The Blockbusters! by Frank Cottrell-Boyce

There’s a brilliant moment in the BBC comedy Upstart Crow when Shakespeare – played by David Mitchell – defends his work as a comic writer by saying, ‘If you do your research my stuff is actually really funny. It just requires lengthy explanation and copious footnotes’. In Frank Cottrell-Boyce’s latest novel, he seems to be making the case that all a Shakespearean comedy needs is contemporary language, a cast made up predominantly of primary school children, and to get rid of the central baddy and the silly weddings at the end.

As far as I’m concerned, anything that can get a reader to laugh while teaching them a bit about the bard is good news, and The Blockbusters! is another triumph from Britain’s Children’s Laureate.

If there is a villain in The Blockbusters!, we never see them, but we do have an authority figure who poses a challenge in the lives of our heroes. Namely, the landlord who decides to evict Rafa, his older brother Cillian, and their mother from their home at the very start of the novel. This prompts the boys’ mum to leave them with their largely incompetent uncle while she goes off to mysteriously attempt to solve their housing crisis.

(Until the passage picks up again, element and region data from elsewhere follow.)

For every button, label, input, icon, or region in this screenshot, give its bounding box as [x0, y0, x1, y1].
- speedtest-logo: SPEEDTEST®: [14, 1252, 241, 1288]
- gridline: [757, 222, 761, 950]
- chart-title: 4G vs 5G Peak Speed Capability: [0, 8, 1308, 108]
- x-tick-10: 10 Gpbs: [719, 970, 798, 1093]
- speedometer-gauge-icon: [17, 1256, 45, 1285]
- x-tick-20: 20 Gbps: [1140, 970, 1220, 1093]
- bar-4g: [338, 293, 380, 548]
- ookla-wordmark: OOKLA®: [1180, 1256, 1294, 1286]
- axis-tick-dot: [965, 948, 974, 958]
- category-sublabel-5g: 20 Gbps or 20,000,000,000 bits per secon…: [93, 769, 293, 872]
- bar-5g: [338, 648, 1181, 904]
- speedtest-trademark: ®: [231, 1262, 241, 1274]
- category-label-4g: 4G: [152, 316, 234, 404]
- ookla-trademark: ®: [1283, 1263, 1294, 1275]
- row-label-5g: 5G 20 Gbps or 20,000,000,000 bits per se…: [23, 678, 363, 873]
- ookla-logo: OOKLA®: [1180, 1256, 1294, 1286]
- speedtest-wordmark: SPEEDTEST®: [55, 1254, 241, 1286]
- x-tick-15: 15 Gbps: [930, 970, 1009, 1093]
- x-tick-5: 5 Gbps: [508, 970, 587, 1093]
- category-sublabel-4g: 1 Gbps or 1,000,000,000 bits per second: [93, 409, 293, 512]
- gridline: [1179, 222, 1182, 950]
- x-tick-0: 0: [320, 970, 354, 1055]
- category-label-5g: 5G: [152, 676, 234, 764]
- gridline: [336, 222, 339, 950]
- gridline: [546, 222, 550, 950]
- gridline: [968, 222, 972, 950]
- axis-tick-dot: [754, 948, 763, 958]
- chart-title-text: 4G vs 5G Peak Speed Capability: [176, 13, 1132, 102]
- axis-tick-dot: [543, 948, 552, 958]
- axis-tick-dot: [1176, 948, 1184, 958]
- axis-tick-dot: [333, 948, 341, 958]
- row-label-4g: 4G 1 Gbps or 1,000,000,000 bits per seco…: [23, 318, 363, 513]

At his new school, Rafa and his nurture group get taken on a school trip to the Shakespeare North Playhouse by their bardolatrous and badass teacher, Ms Greenwood. When it turns out that they’re not allowed in because the world’s most famous child actress, BB, is filming her new movie in which she plays Shakespeare’s sister, it seems like the story will be over before it gets started, but thanks to Rafa’s uncanny physical resemblance to BB and a recent vacancy for a body double, the gang get to go on set.

When BB realises that Rafa makes a convincing BB, it gives her the chance to see if she can really play a boy – by donning Rafa’s beanie and taking off into Merseyside. So, in a classic comedy of role-reversal and mistaken identity, Rafa now has to convince the world that he is BB, who is due to appear at The Oscars the following evening.

We get exotic locations, rapid plot developments, comic coincidences, dramatic irony, and hair-breadth avoidance of exposure by the bucketload, and we even get a smattering of the supernatural in a twist that I certainly did not see coming. But above all, we get a great story with a core of characters that are lovable and deftly drawn, and a happy ending that is warmly satisfying.

Plus if it leads to even one child being able to tell me just a single convention of Shakespearean comedy when they get into my classroom in the future, I’ll have even more to thank Frank Cottrell-Boyce for than just another great read.